On Saturday, the County Board unanimously approved a series of affordable housing goals for 2015, with an eye toward preventing and ending homelessness.
The board formally set the goal of creating a comprehensive, year-round homeless shelter — a long-standing local priority that’s currently in the early stages of implementation. At the moment, Arlington County is only served by an emergency winter shelter. By building a new year-round shelter, the board hopes to cut the number of unsheltered homeless in the county by half.
The board also set the goal of finding permanent housing for 95 percent of all homeless families and elderly homeless individuals. Five years ago the board set essentially the same goal for 2010, but was only able to find housing for 44 percent of homeless families.
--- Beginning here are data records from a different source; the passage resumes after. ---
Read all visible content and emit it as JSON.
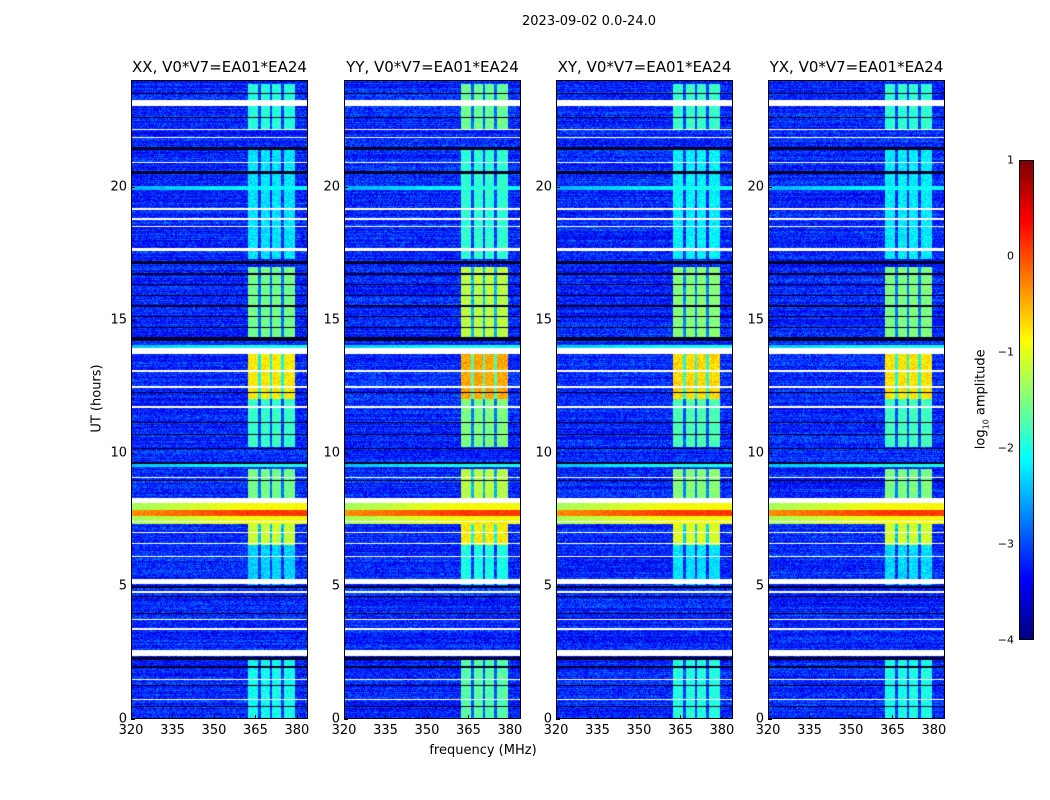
{
  "chart_data": {
    "type": "heatmap",
    "title": "2023-09-02 0.0-24.0",
    "xlabel": "frequency (MHz)",
    "ylabel": "UT (hours)",
    "xlim": [
      320,
      384
    ],
    "ylim": [
      0,
      24
    ],
    "xticks": [
      "320",
      "335",
      "350",
      "365",
      "380"
    ],
    "xtick_values": [
      320,
      335,
      350,
      365,
      380
    ],
    "yticks": [
      "0",
      "5",
      "10",
      "15",
      "20"
    ],
    "ytick_values": [
      0,
      5,
      10,
      15,
      20
    ],
    "colormap": "jet",
    "colorbar": {
      "label_main": "log",
      "label_sub": "10",
      "label_rest": " amplitude",
      "range": [
        -4,
        1
      ],
      "ticks": [
        "1",
        "0",
        "−1",
        "−2",
        "−3",
        "−4"
      ],
      "tick_values": [
        1,
        0,
        -1,
        -2,
        -3,
        -4
      ]
    },
    "panels": [
      {
        "title": "XX, V0*V7=EA01*EA24",
        "rfi_offset": -0.35
      },
      {
        "title": "YY, V0*V7=EA01*EA24",
        "rfi_offset": 0.0
      },
      {
        "title": "XY, V0*V7=EA01*EA24",
        "rfi_offset": -0.25
      },
      {
        "title": "YX, V0*V7=EA01*EA24",
        "rfi_offset": -0.3
      }
    ],
    "background_level": -3.2,
    "rfi_band_mhz": [
      362.5,
      379.5
    ],
    "rfi_gaps_mhz": [
      366.5,
      370.8,
      375.0
    ],
    "rfi_events": [
      {
        "ut": [
          22.2,
          23.9
        ],
        "level": -1.6
      },
      {
        "ut": [
          17.3,
          21.5
        ],
        "level": -1.9
      },
      {
        "ut": [
          14.3,
          17.0
        ],
        "level": -1.2
      },
      {
        "ut": [
          12.0,
          13.75
        ],
        "level": -0.45
      },
      {
        "ut": [
          10.2,
          12.0
        ],
        "level": -1.5
      },
      {
        "ut": [
          8.2,
          9.4
        ],
        "level": -1.2
      },
      {
        "ut": [
          6.5,
          7.4
        ],
        "level": -0.8
      },
      {
        "ut": [
          5.0,
          6.5
        ],
        "level": -2.0
      },
      {
        "ut": [
          0.0,
          2.3
        ],
        "level": -1.7
      }
    ],
    "broadband_events": [
      {
        "ut": [
          7.3,
          8.1
        ],
        "level": -0.9
      },
      {
        "ut": [
          7.6,
          7.85
        ],
        "level": 0.1
      },
      {
        "ut": [
          13.85,
          14.05
        ],
        "level": -2.0
      },
      {
        "ut": [
          9.45,
          9.58
        ],
        "level": -2.0
      },
      {
        "ut": [
          19.9,
          20.05
        ],
        "level": -2.1
      }
    ],
    "flagged_white_ut": [
      [
        23.05,
        23.3
      ],
      [
        22.15,
        22.2
      ],
      [
        21.85,
        21.9
      ],
      [
        20.9,
        20.95
      ],
      [
        19.15,
        19.2
      ],
      [
        18.75,
        18.82
      ],
      [
        18.5,
        18.55
      ],
      [
        17.6,
        17.7
      ],
      [
        13.7,
        13.95
      ],
      [
        13.05,
        13.1
      ],
      [
        12.45,
        12.5
      ],
      [
        11.68,
        11.74
      ],
      [
        9.03,
        9.08
      ],
      [
        8.1,
        8.3
      ],
      [
        7.38,
        7.43
      ],
      [
        6.98,
        7.02
      ],
      [
        6.55,
        6.6
      ],
      [
        6.08,
        6.12
      ],
      [
        5.05,
        5.25
      ],
      [
        4.7,
        4.78
      ],
      [
        3.68,
        3.73
      ],
      [
        3.33,
        3.38
      ],
      [
        2.35,
        2.55
      ],
      [
        1.43,
        1.48
      ],
      [
        0.68,
        0.73
      ]
    ],
    "flagged_black_ut": [
      [
        23.5,
        23.55
      ],
      [
        22.6,
        22.65
      ],
      [
        21.4,
        21.5
      ],
      [
        20.5,
        20.6
      ],
      [
        17.1,
        17.2
      ],
      [
        16.7,
        16.75
      ],
      [
        16.3,
        16.35
      ],
      [
        15.9,
        15.95
      ],
      [
        15.5,
        15.55
      ],
      [
        15.1,
        15.15
      ],
      [
        14.7,
        14.75
      ],
      [
        14.2,
        14.35
      ],
      [
        12.26,
        12.3
      ],
      [
        11.13,
        11.17
      ],
      [
        10.65,
        10.7
      ],
      [
        10.12,
        10.17
      ],
      [
        9.58,
        9.65
      ],
      [
        8.92,
        8.97
      ],
      [
        4.9,
        4.96
      ],
      [
        4.55,
        4.6
      ],
      [
        3.9,
        3.95
      ],
      [
        2.2,
        2.3
      ],
      [
        1.9,
        1.95
      ],
      [
        1.2,
        1.25
      ],
      [
        0.4,
        0.45
      ]
    ]
  }
}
Factors cited for the failure of meeting the 2010 goal included “poor credit history; limited number of slots in transitional programs; mental health and/or substance abuse issues; underemployment/ unemployment and lack of job skills or readiness.”
In terms of the county’s broader housing goals, the board voted to continue striving toward the creation of 400 new committed affordable housing units each year, with 25 percent of those units reserved for households in “serious housing need” (defined as those who earn below 40 percent of the local median income or who pay more than 40 percent of their income as rent).
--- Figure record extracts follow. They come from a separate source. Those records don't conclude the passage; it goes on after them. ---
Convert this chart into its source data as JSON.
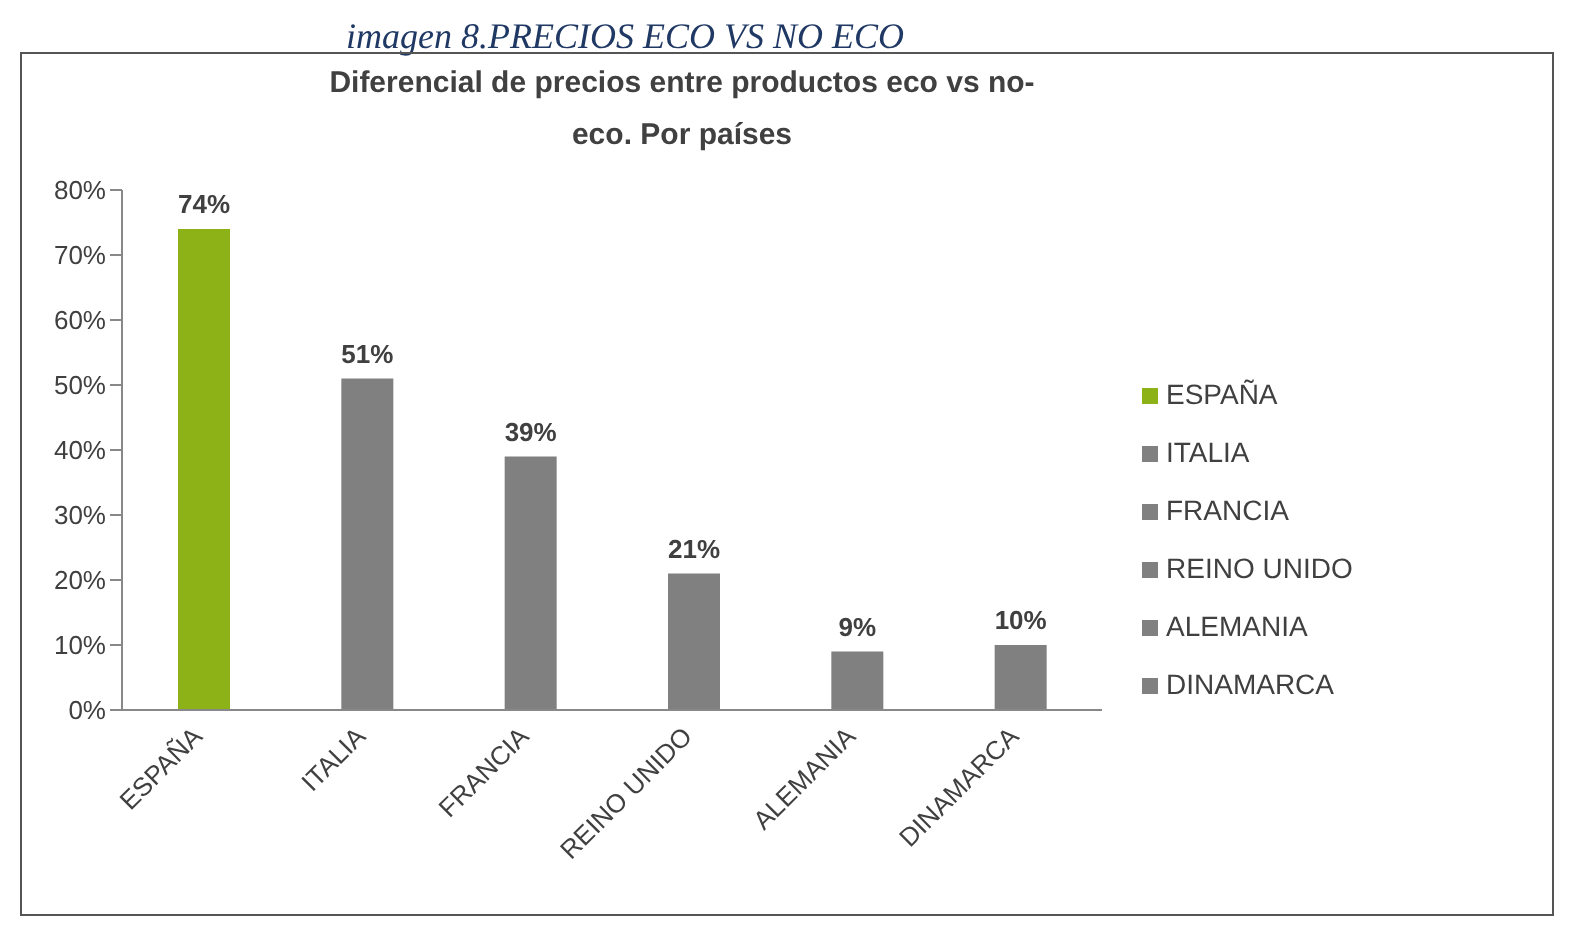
{
  "chart_data": {
    "type": "bar",
    "title": "Diferencial de precios entre productos eco vs no-eco. Por países",
    "annotations": [
      "imagen 8.PRECIOS ECO VS NO ECO"
    ],
    "categories": [
      "ESPAÑA",
      "ITALIA",
      "FRANCIA",
      "REINO UNIDO",
      "ALEMANIA",
      "DINAMARCA"
    ],
    "series": [
      {
        "name": "ESPAÑA",
        "color": "#8cb217",
        "values": [
          74,
          null,
          null,
          null,
          null,
          null
        ],
        "value_labels": [
          "74%",
          null,
          null,
          null,
          null,
          null
        ]
      },
      {
        "name": "ITALIA",
        "color": "#808080",
        "values": [
          null,
          51,
          null,
          null,
          null,
          null
        ],
        "value_labels": [
          null,
          "51%",
          null,
          null,
          null,
          null
        ]
      },
      {
        "name": "FRANCIA",
        "color": "#808080",
        "values": [
          null,
          null,
          39,
          null,
          null,
          null
        ],
        "value_labels": [
          null,
          null,
          "39%",
          null,
          null,
          null
        ]
      },
      {
        "name": "REINO UNIDO",
        "color": "#808080",
        "values": [
          null,
          null,
          null,
          21,
          null,
          null
        ],
        "value_labels": [
          null,
          null,
          null,
          "21%",
          null,
          null
        ]
      },
      {
        "name": "ALEMANIA",
        "color": "#808080",
        "values": [
          null,
          null,
          null,
          null,
          9,
          null
        ],
        "value_labels": [
          null,
          null,
          null,
          null,
          "9%",
          null
        ]
      },
      {
        "name": "DINAMARCA",
        "color": "#808080",
        "values": [
          null,
          null,
          null,
          null,
          null,
          10
        ],
        "value_labels": [
          null,
          null,
          null,
          null,
          null,
          "10%"
        ]
      }
    ],
    "stacked": true,
    "ylim": [
      0,
      80
    ],
    "yticks": [
      {
        "value": 0,
        "label": "0%"
      },
      {
        "value": 10,
        "label": "10%"
      },
      {
        "value": 20,
        "label": "20%"
      },
      {
        "value": 30,
        "label": "30%"
      },
      {
        "value": 40,
        "label": "40%"
      },
      {
        "value": 50,
        "label": "50%"
      },
      {
        "value": 60,
        "label": "60%"
      },
      {
        "value": 70,
        "label": "70%"
      },
      {
        "value": 80,
        "label": "80%"
      }
    ],
    "legend": "right"
  }
}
“Arlington has been, and will continue to be, a regional leader in preserving and expanding the pool of committed affordable units as market rate units become increasingly unaffordable for working people,” County Board Chairman Chris Zimmerman said in a statement Saturday afternoon. “Today’s action by the Board further strengthens the County’s long-term efforts to ensure that Arlington remains a diverse community with homes affordable to persons with low-to-moderate incomes.”
Currently, 14 percent of rental units in the county — 6,000 units total — are committed affordable housing, and 67 percent of those units are in North Arlington (above Route 50). Most of the county’s dwindling stock of market rate affordable housing units, on the other hand, are in South Arlington.
The new goals specify that, compared to the affordable additions over the past decade, a greater portion of the additions be made in the north and northwestern parts of the county, while fewer additions be made along the Columbia Pike corridor in South Arlington.
In addition to bolstering the committed affordable housing stock, the board wants newly-acquired committed units that are being renovated to be made more energy and resource efficient. The board set the goal of reducing energy use by 15 percent and water use by 10 percent in committed affordable units.
When renovating new committed affordable units, the board specified that efforts should be made to minimize the involuntary displacement of low- and moderate-income households. That goal comes one month after the board approved the renovation of the Howard Manor apartments, which residents said would result in the displacement of school teachers and working moms who make just above the income cut-off for affordable housing (60 percent of the local median income).
One other change of note concerns the way in which Arlington County tries to add units to its committed stock. The board removed a previous goal of making sure that most affordable housing additions are made in projects that contain a mix of affordable and market rate units. The board will continue “exploring” mixed-income developments, but it will no longer be a stated priority.